Except for the whitetail season I spent overseas, we have spent at least some portion of the fall together at deer camp (Chigger Ridge)...even if only for a day. It's the highlight of my year, every year. So Dad's in!

If arrangements could be made for others to join us, I would bring my two closest cousins and their father (my dad's brother). We grew up together like brothers. We made our own fun in rural Missouri with air rifles and homemade bows and arrows. We chased hounds in the dark in pursuit of raccoons. We sat together on the banks of the Missouri River together with an old man that taught us how to catch catfish. For many years, we've had a standing appointment to archery hunt together the weekend before the Missouri firearms season opens...our own annual (and more affordable) dream hunt.

But what would I want to hunt on a dream hunt? It's really less important than the time I'd spend with family and the debt I'd only begin to repay to my father. But it would be nice to put the Weatherby accuracy and stopping power to the test. Big game: elk, moose, bear, antelope, mountain lion, caribou, mule deer, would all be good options. Despite years of hunting, neither my dad nor I have ever taken a taxidermist-worthy trophy. His taking the time to teach me to hunt greatly reduced his chances of killing a trophy for many years. I'd love to be able to make that up to him by taking him on this trip and helping him take a trophy that wouldn't be possible in Missouri.

And maybe it would be a combination hunt, even including upland birds so I could bring along my Weatherby shotgun...the most used gun I own (and I'm not just saying that because it's Weatherby's contest...I feed it boxes at a time). Dad's favorite dog ever, Lady, the first dog I knew as a kid, was an English Setter. That would add a little nostalgia for him since the upland bird hunting in Missouri has not been good for many years.

Or maybe the combination would be with varmints...big scopes and flat trajectories. That would be a salute in memoriam to a dear family friend, and a deer camp buddy who was obsessive about accuracy a told stories for hours around the campfire about his hunting trips out West killing antelope and prairie dogs. Who knows how many Weatherbys he owned before he died!

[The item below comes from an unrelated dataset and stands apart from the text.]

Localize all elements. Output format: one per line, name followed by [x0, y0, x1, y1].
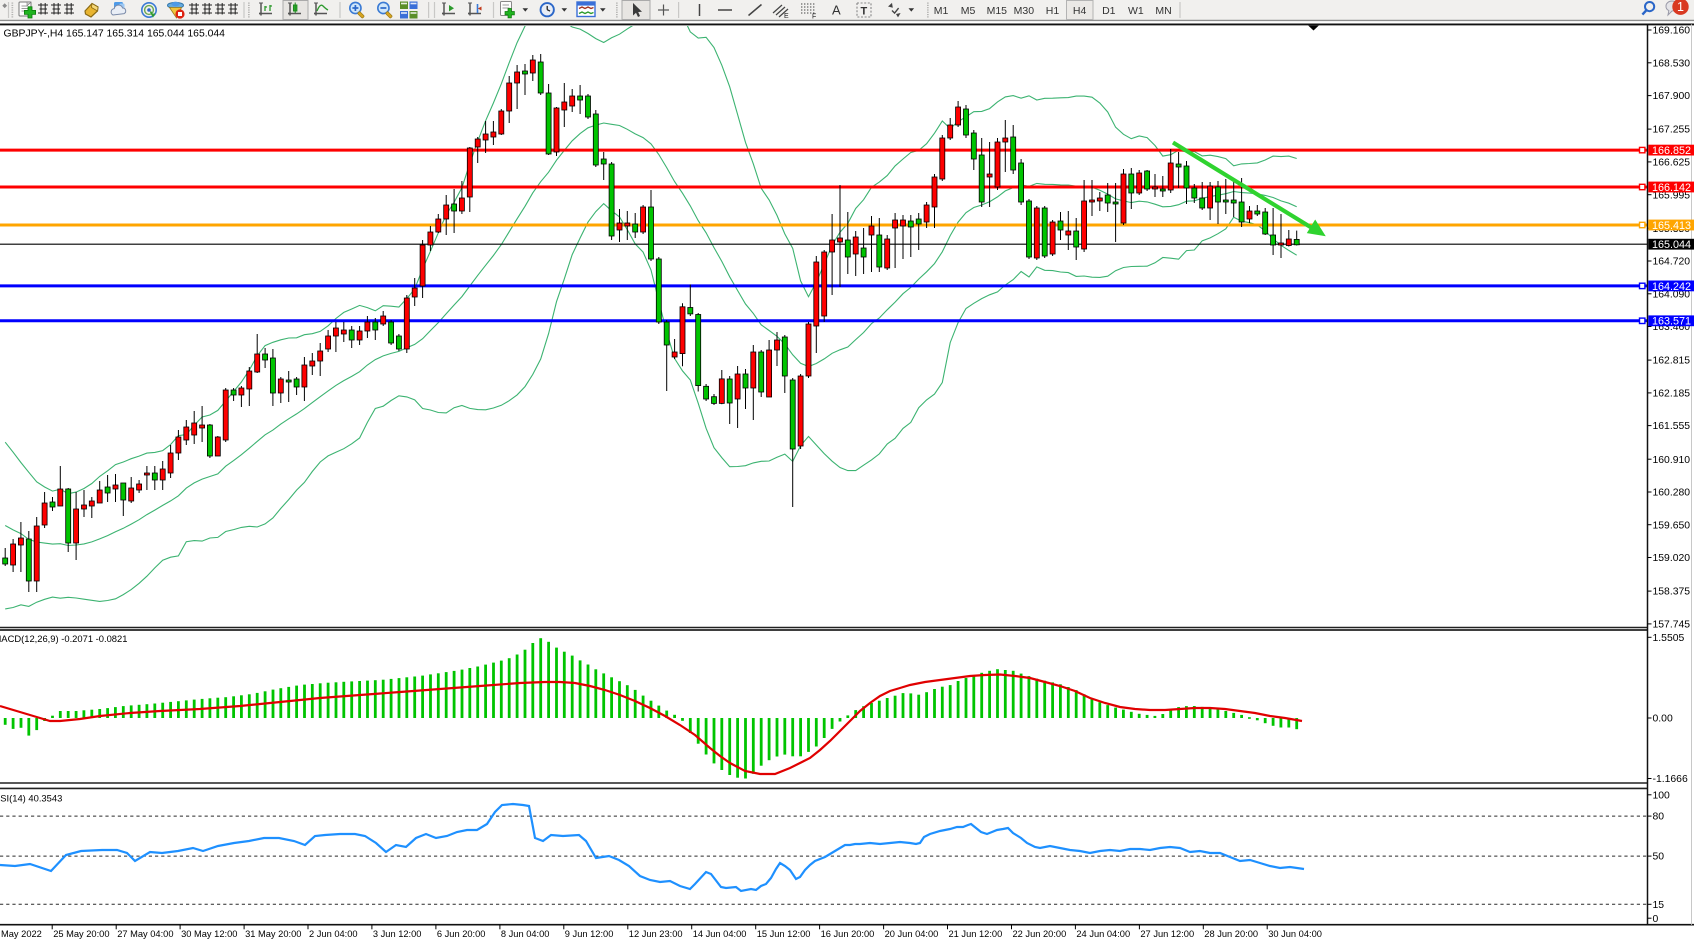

Is a hunt like this even possible? Not too far and not too close. Everything provided and not even the opportunity to really plan. An unknown weeklong adventure with your closest and oldest friends/family/hunting companions...people you don't get to see very often these days now that we all have jobs and families of our own. Hunting big game and small game on the same trip with someone to help you figure out this new kind of hunting. Shooting A LOT! No idea where you're going until you get on the plane. People don't do that! I dream of it. Let's do it...flat, hard and accurate!”